Вспомнились слова Кристоге, что
магия рождается из боли. И там, и там были струны. За музыку и за
магию посадили одинаковым усилием, все это Марк проклинал. И то, и
другое, на самом деле, стало важным для него, и играть хотелось
каждую мелодию.
— Это я предупредил, что могу
фальшивить, но я сыграю.
Большой палец левой руки выгнулся,
однако усилия воли хватило, чтобы между ним и указательным
образовалась овальная ямка, в которую знакомым движением лег гриф,
а пальцы встали более естественно. Казалось, еще чуть-чуть, и они
ощутят холодную медь.
Струны отозвались чистым гулким
звуком. Левая рука зажимала аккорды, но мелодия не ломалась. Марк
начал простенькую песню — из тех, которые принято играть во дворе.

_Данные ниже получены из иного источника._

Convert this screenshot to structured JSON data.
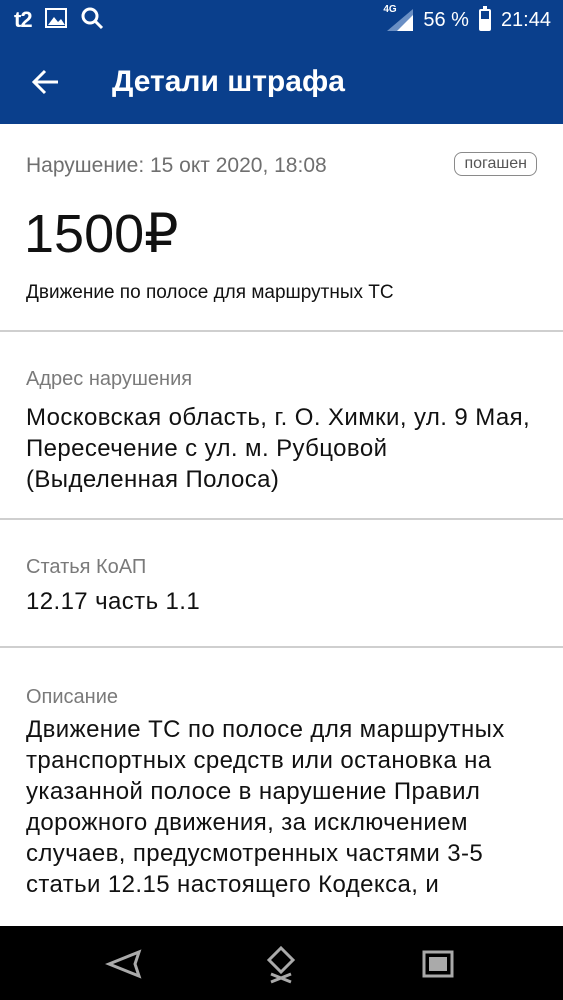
{
  "status_bar": {
    "carrier": "t2",
    "network": "4G",
    "battery": "56 %",
    "battery_level": 0.56,
    "time": "21:44",
    "icons": [
      "gallery-icon",
      "search-icon",
      "signal-icon",
      "battery-icon"
    ]
  },
  "app_bar": {
    "title": "Детали штрафа",
    "back_icon": "arrow-left-icon"
  },
  "fine": {
    "date": "Нарушение: 15 окт 2020, 18:08",
    "status": "погашен",
    "amount": "1500₽",
    "violation": "Движение по полосе для маршрутных ТС"
  },
  "address": {
    "label": "Адрес нарушения",
    "value": "Московская область, г. О. Химки, ул. 9 Мая, Пересечение с ул. м. Рубцовой (Выделенная Полоса)"
  },
  "article": {
    "label": "Статья КоАП",
    "value": "12.17 часть 1.1"
  },
  "description": {
    "label": "Описание",
    "value": "Движение ТС по полосе для маршрутных транспортных средств или остановка на указанной полосе в нарушение Правил дорожного движения, за исключением случаев, предусмотренных частями 3-5 статьи 12.15 настоящего Кодекса, и"
  },
  "nav_bar": {
    "icons": [
      "back-triangle-icon",
      "home-icon",
      "recents-icon"
    ]
  }
}
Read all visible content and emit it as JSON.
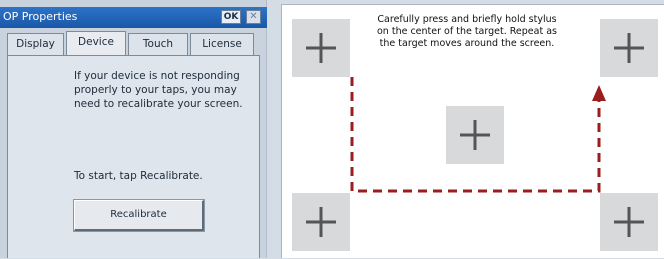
{
  "dialog": {
    "title": "OP Properties",
    "ok_label": "OK",
    "close_glyph": "✕",
    "tabs": [
      {
        "label": "Display"
      },
      {
        "label": "Device"
      },
      {
        "label": "Touch"
      },
      {
        "label": "License"
      }
    ],
    "active_tab": "Device",
    "description": "If your device is not responding properly to your taps, you may need to recalibrate your screen.",
    "start_text": "To start, tap Recalibrate.",
    "recalibrate_label": "Recalibrate"
  },
  "calibration": {
    "instructions": "Carefully press and briefly hold stylus on the center of the target. Repeat as the target moves around the screen.",
    "targets": [
      "top-left",
      "top-right",
      "center",
      "bottom-left",
      "bottom-right"
    ],
    "target_icon": "crosshair-icon",
    "path_color": "#9b1d1d"
  },
  "colors": {
    "titlebar": "#1f5fb3",
    "target_bg": "#d8d9db",
    "crosshair": "#555555"
  }
}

Он ловил фальшивые ноты. С большей силой зажимал струну — она
отвечала слишком тихо или дребезжала, залезал на перегородку,
трогал порожек — звучание тускнело. Но мелодия шла, хоть и
сбивалась порой, и музыка так легко уносила вдаль.
Этого не хватало, безумно. Каждая
нота имела отголосок другой жизни — той, которая начиналась, только
когда руки ложились на клавиши или касались гитарного грифа. Или
когда вокруг появлялись золотые нити.
— Давно ты здесь? — поинтересовался
Марк, закончив с разминкой.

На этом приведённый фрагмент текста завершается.